When it comes to generative AI, we are at a critical juncture where we are at risk of repeating the same things that we saw with social media and its potential harms. We should demand that AI companies and politicians enforce safeguards that keep harms to society and the consumer in mind. I’m concerned with U.S. politicians who make public statements that AI safety is a thing of the past.
CHARLESWORTH: There are models like the EU, which is way further along than the U.S. in terms of regulation of AI.
BRADY: Regulation is often assumed to be anti-profit or innovation. But actually, the data definitely doesn’t speak to that.
INSIGHT: How can the designers of AI models improve user literacy for the information that they present?
CHARLESWORTH: For users, for researchers, and even for companies who are implementing “off-the-shelf” AI, the more transparent the AI, the better. Because then, when they’re implementing it into their workflows, they can actually understand what went into that cocktail of bias. If we could see more transparency, for example, in (a) what kind of data, exactly, was this model trained on, (b) what kind of training or checks or annotations did it go through, and by whom, and (c) how is it continuously updated or re-tuned over time—htat would tell us much more about the possible influences not only of the training-data bias, but also the algorithmic and repeated annotator biases.
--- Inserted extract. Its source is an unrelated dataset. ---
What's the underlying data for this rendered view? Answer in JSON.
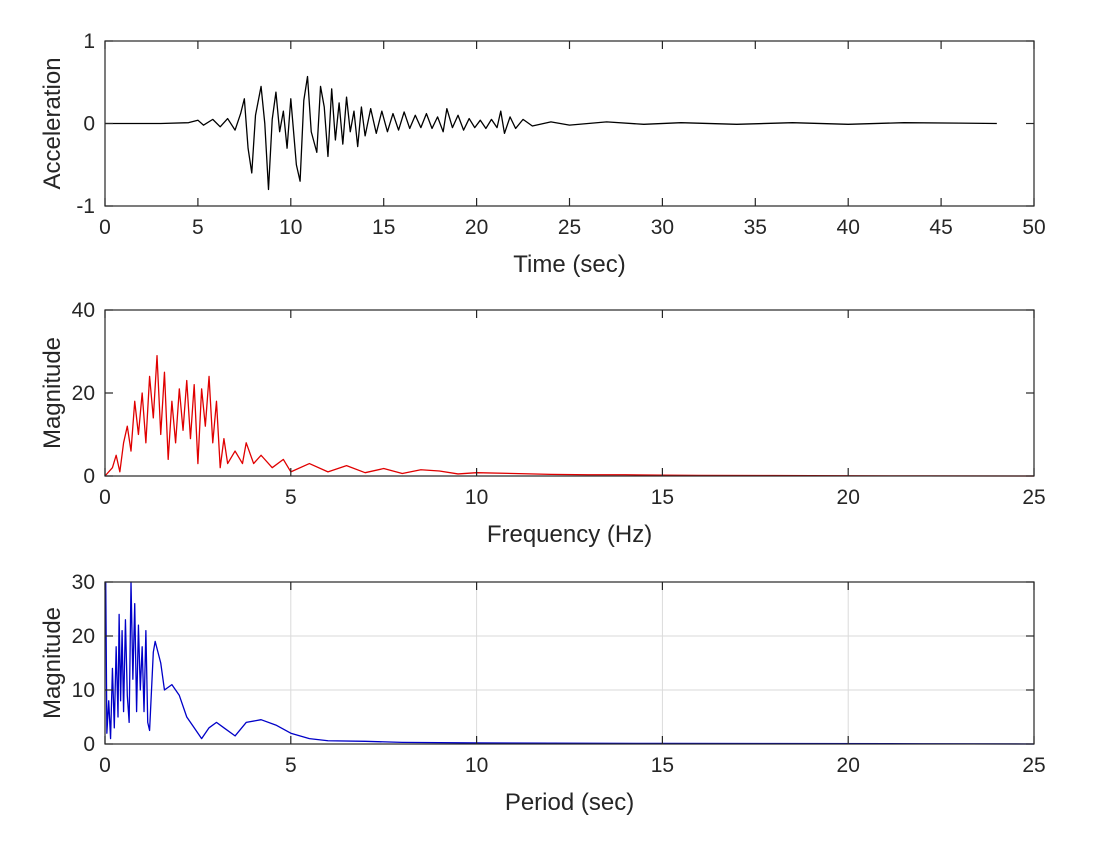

Of course, this is important in everyday consumption, but it is also important for researchers and companies. For example, right now we’re seeing this huge move of psychology and social-sciences researchers adopting AI blindly, without knowing even how these models were constructed. And that’s a big problem. We would never do that when running a traditional experiment. We would never just apply a tool without knowing how it was constructed. Companies are doing it, too, by relying on off-the-shelf tools from other AI companies, even without knowing about the deeper training.
BRADY: If there’s no regulation, we rely on decisions by private companies, which are determined by private incentives.
INSIGHT: Is there a way of influencing those private decisions of companies to adopt AI?
BRADY: Regulation is critical. Regulation is often assumed to be anti-profit or -innovation. But actually, the data doesn’t say that. If there’s no regulation, we rely on private companies’ decisions, which are determined by private incentives.
CHARLESWORTH: But, at the same time, right now in the U.S., regulation, macro-level policy, legislation, and executive actions seem to me to be a nonstarter, unlike in Europe, where there is political will and an appetite. I mean, I wish we could rely on regulation, but I think we need to focus more on creating a consumer market for transparent models.
To give a research example, Hugging Face is a platform where a lot of AI models are uploaded. Every time you upload a model to the platform, you need to show its carbon footprint. That incentivizes community norms around creating models in the research space with a lower carbon footprint. If we could do something similar to reduce bias alongside the carbon footprint, we could start to push collective interests.
BRADY: We can also put even more pressure on democratically elected officials to work with AI companies toward regulation around AI safety. Yes, this can feel difficult in a highly polarized society like the U.S., but it can, and has, been done in the past.